The fiction that violence research is a racist plot was fueled recently by misguided proposals for research on ''genetic factors in crime.'' There is no behavior for which any single gene has been identified as the cause. Granted, there are interesting avenues of biological research, such as possible linkages between nutrition, brain chemistry and behavior. However, the CDC's objective, Dr. Rosenberg says, is not to find a pacifying drug or any other strategy of biological intervention. The objective, he says, is the empowerment of communities, so they will not be passive victims.

Practical measures against violence are many: conflict-resolution skills, for individuals and adolescents' gangs; improved public lighting; bullet-proof barriers for cab drivers; reduced alcohol and drug consumption; gun control; family-life education; condemnation of entertain- ment that fosters cultural acceptance violence as a response to grievances; metal detectors to deter the one in 20 high school students who today carries a gun, and so on.
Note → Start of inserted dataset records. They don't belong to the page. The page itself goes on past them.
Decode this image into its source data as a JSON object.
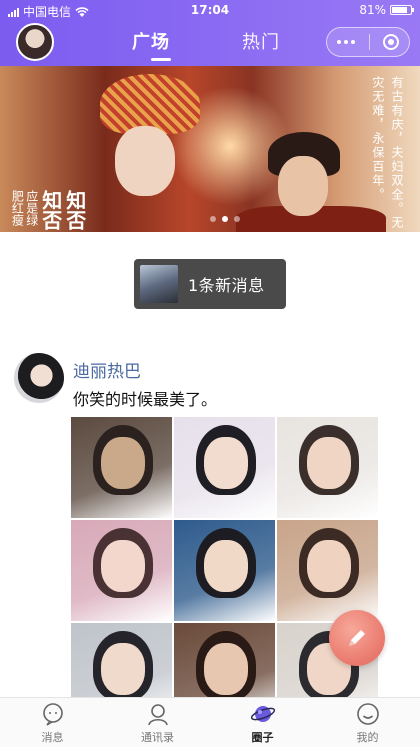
{
  "status_bar": {
    "carrier": "中国电信",
    "time": "17:04",
    "battery": "81%",
    "battery_level": 0.81
  },
  "nav": {
    "tabs": [
      {
        "label": "广场",
        "active": true
      },
      {
        "label": "热门",
        "active": false
      }
    ]
  },
  "banner": {
    "left_title": "知否知否",
    "left_subtitle": "应是绿肥红瘦",
    "right_text": "有古有庆，夫妇双全。无灾无难，永保百年。",
    "slides": 3,
    "active_slide": 1
  },
  "new_message": {
    "label": "1条新消息"
  },
  "post": {
    "author": "迪丽热巴",
    "text": "你笑的时候最美了。",
    "image_count": 9
  },
  "colors": {
    "accent": "#8a6af2",
    "author_link": "#4b6aa1",
    "fab": "#e9786c"
  },
  "tabbar": {
    "items": [
      {
        "label": "消息",
        "icon": "chat-bubble-icon"
      },
      {
        "label": "通讯录",
        "icon": "contacts-icon"
      },
      {
        "label": "圈子",
        "icon": "planet-icon",
        "active": true
      },
      {
        "label": "我的",
        "icon": "smile-icon"
      }
    ]
  }
}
Today, in ages 1-19, more people die of injuries than from all diseases combined. Up to age 44 injury is the leading cause of death. Because the young are so often victims of fatal injuries, injury is the leading cause of loss of potential life -- more than heart disease, cancer and stroke combined.

To the staggering -- scores of billions of dollars -- monetary costs of assaultive violence must be added the costs of psychological and social dysfunction. These include fear, anxiety, isolation, restricted mobility and activity and, especially among the young, fatalistic despair -- the feeling that prudent behavior is unavailing because the odds of one's situation are against longevity.

Clearly the criminal-justice system is inadequate to the task of turning the tide of violence. So as a sound investment in improving the quality of American life, no federal funds are spent better than those that fund the CDC's research.

George F. Will is a syndicated columnist.